# Attention Gwinnett County  and surrounding area hunters



## Arrow Flinger (Oct 22, 2004)

Just a reminder,  

ALERT TO GWINNETT COUNTY HUNTERS
the georgia camouflage coalition sent me a letter today about the Harbins/Alcovy park, a 1800 acre park on the eastern side of Gwinnett adjacent to the alcovy river. there will be a public meeting on october 28 th at 7.00 pm at harbins elementery school to set the future plans of the park. this group of outdoorsmen are asking hunters to attend to ask that limited archery hunting be allowed in this plan.

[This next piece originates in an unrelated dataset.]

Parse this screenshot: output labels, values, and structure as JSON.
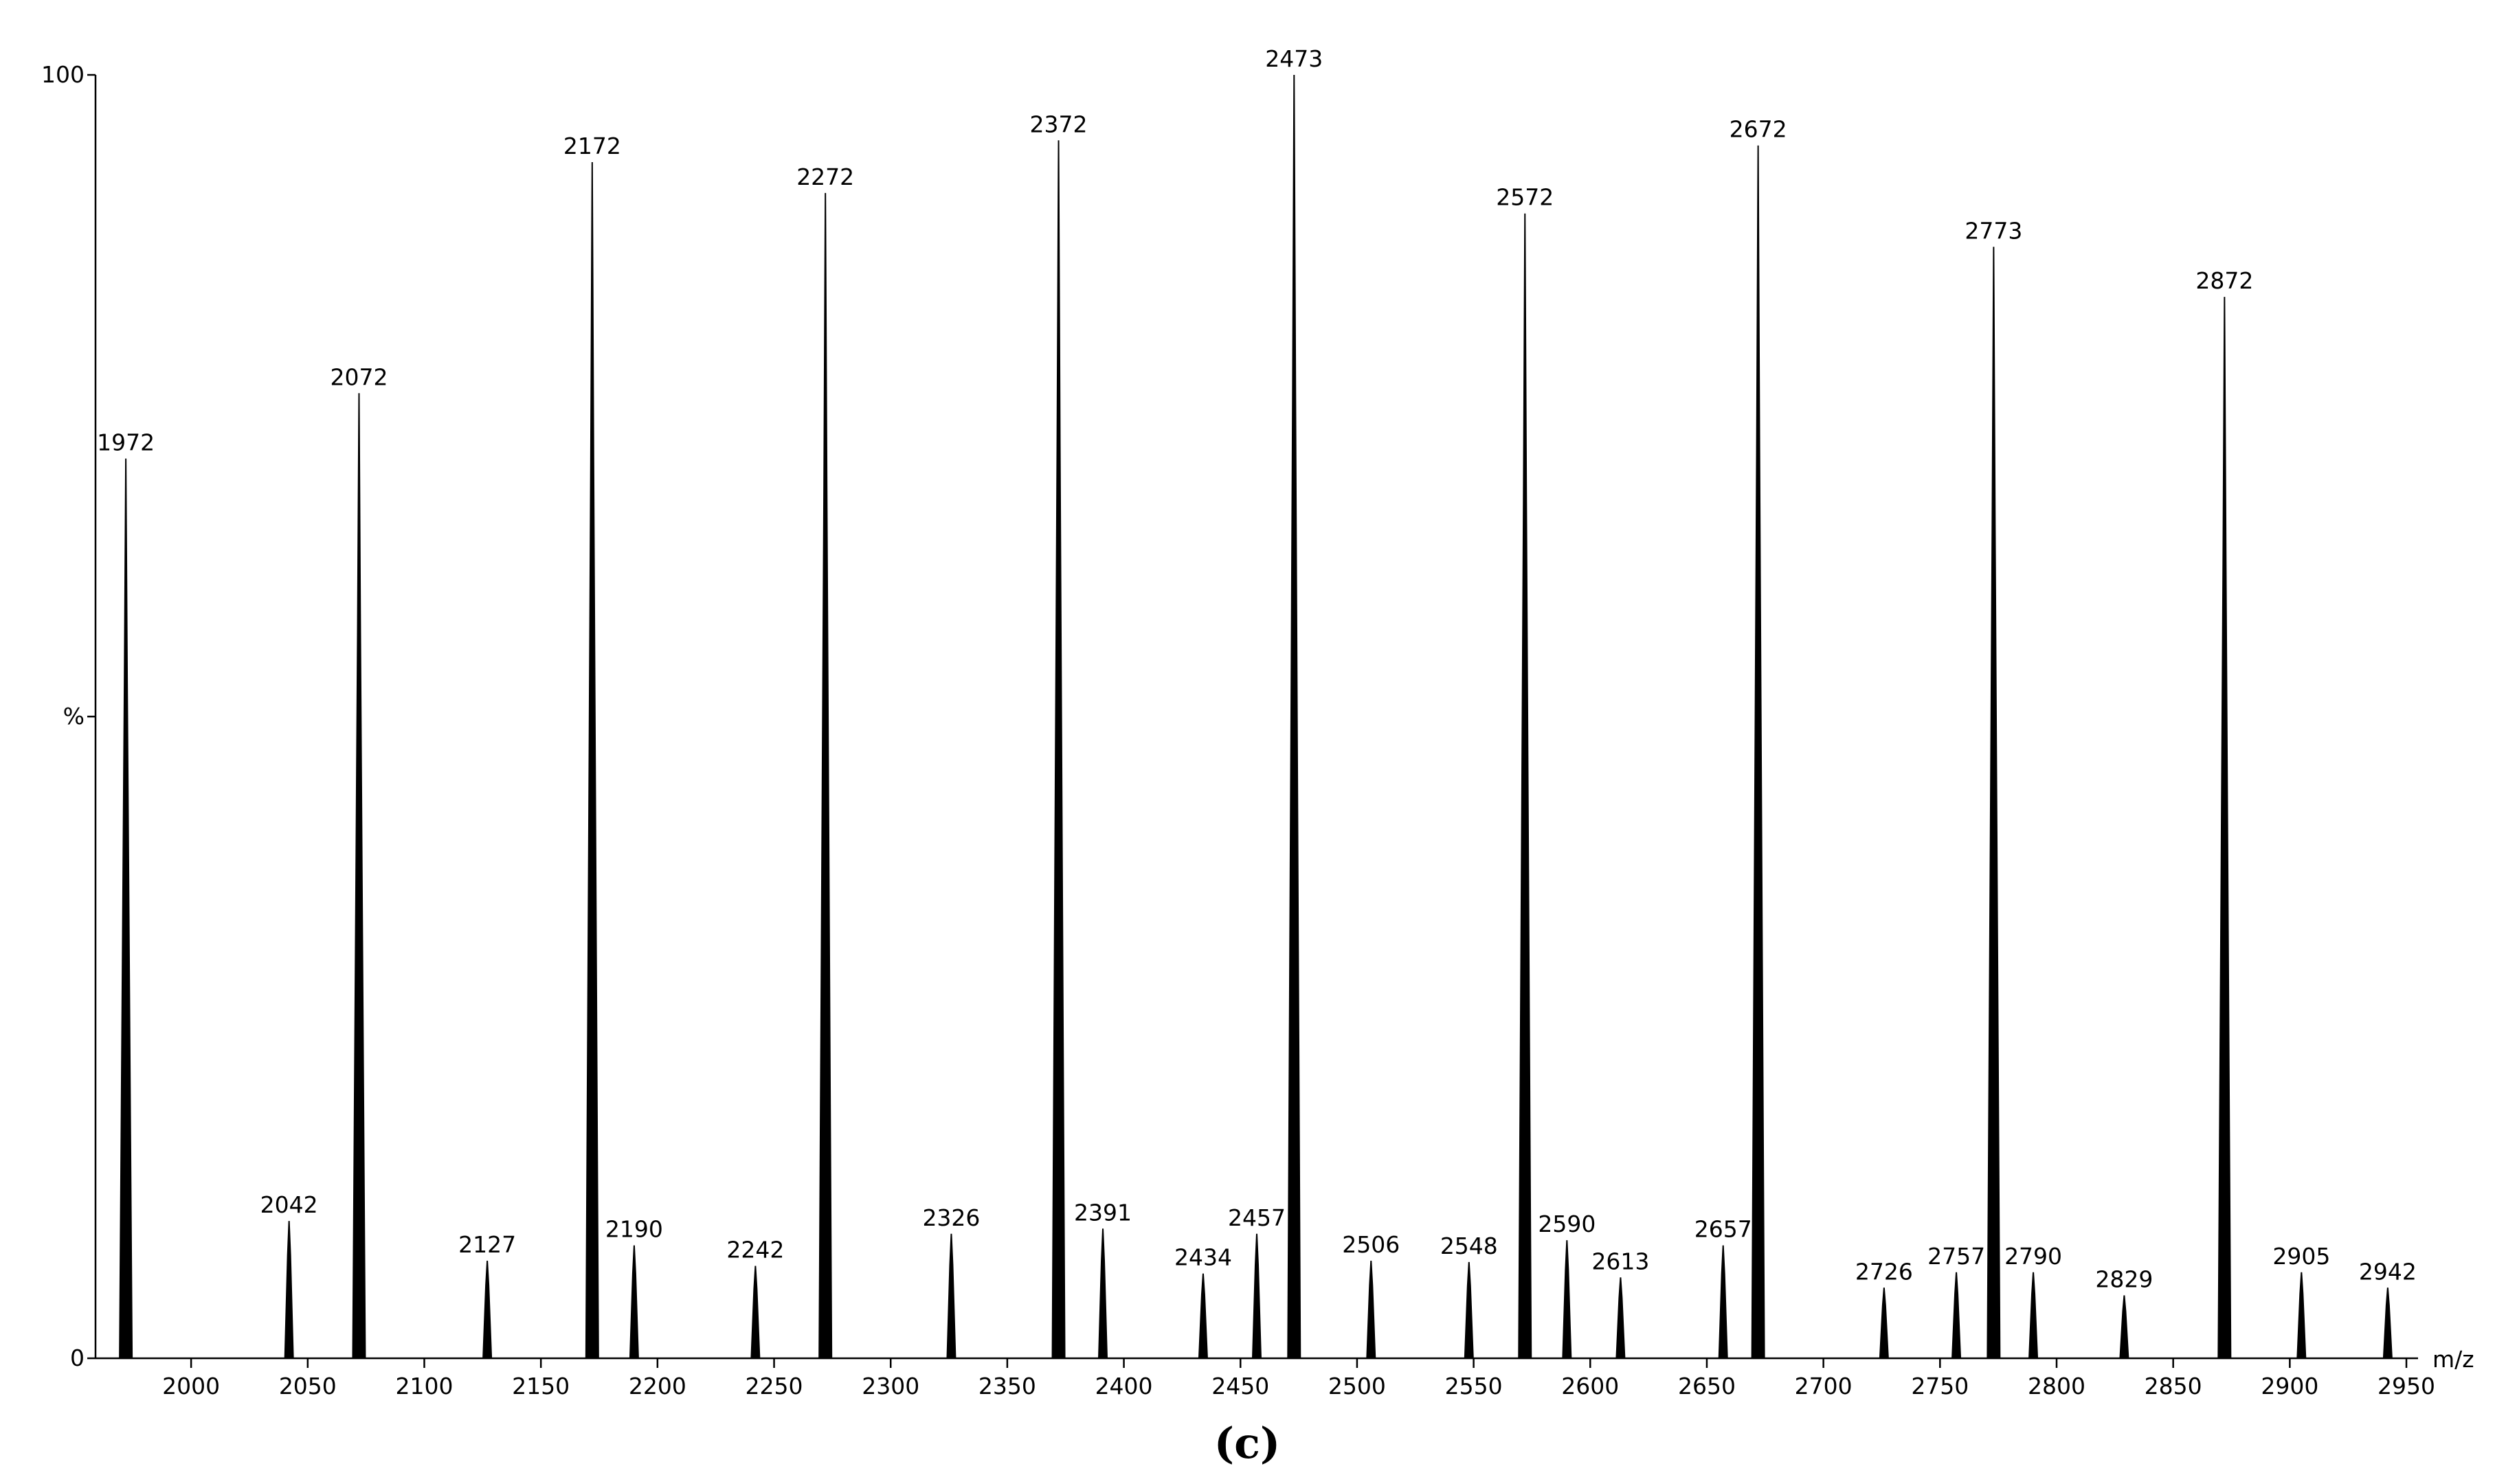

Please respond to either me or Networker http://www.woodystaxidermy.com/forums/member.php?u=1146 
in a PM if you are planning on attending the meeting. It is extremly important that we make a good showing to show our support for allowing bowhunting at this new park.


----------



## early riser (Oct 24, 2004)

*Flinger,*

.....My plans are to not be in town Thursday. Is there somewhere I can e-mail or call to voice my opinion, requests or thoughts on this issue without me being present at the meeting?

PLEASE! If you are a "NORTH GEORGIA", "MIDDLE GEORGIA" or "CENTRAL GEORGIA" hunter, PLEASE!!!  Reply to the request for comment. One day you may find reason to hunt this aera wheather or not you are local to the aera or not. We as hunters travel some long distances to hunt and this may be a furture hunting option for you. As hunters we all need to reply to any future hunting lands proposals and do all we can to keep land available to all hunters!

an 1800 acre park on the eastern side of Gwinnett adjacent to the Alcovy River. There will be a public meeting on..... THIS COMING THURSDAY..... October 28 th at 7.00 pm at Harbins Elementery School.

We need each and every GEORGIA hunter involved to make sure our options to hunt are kept open TO HUNTING!

early riser


----------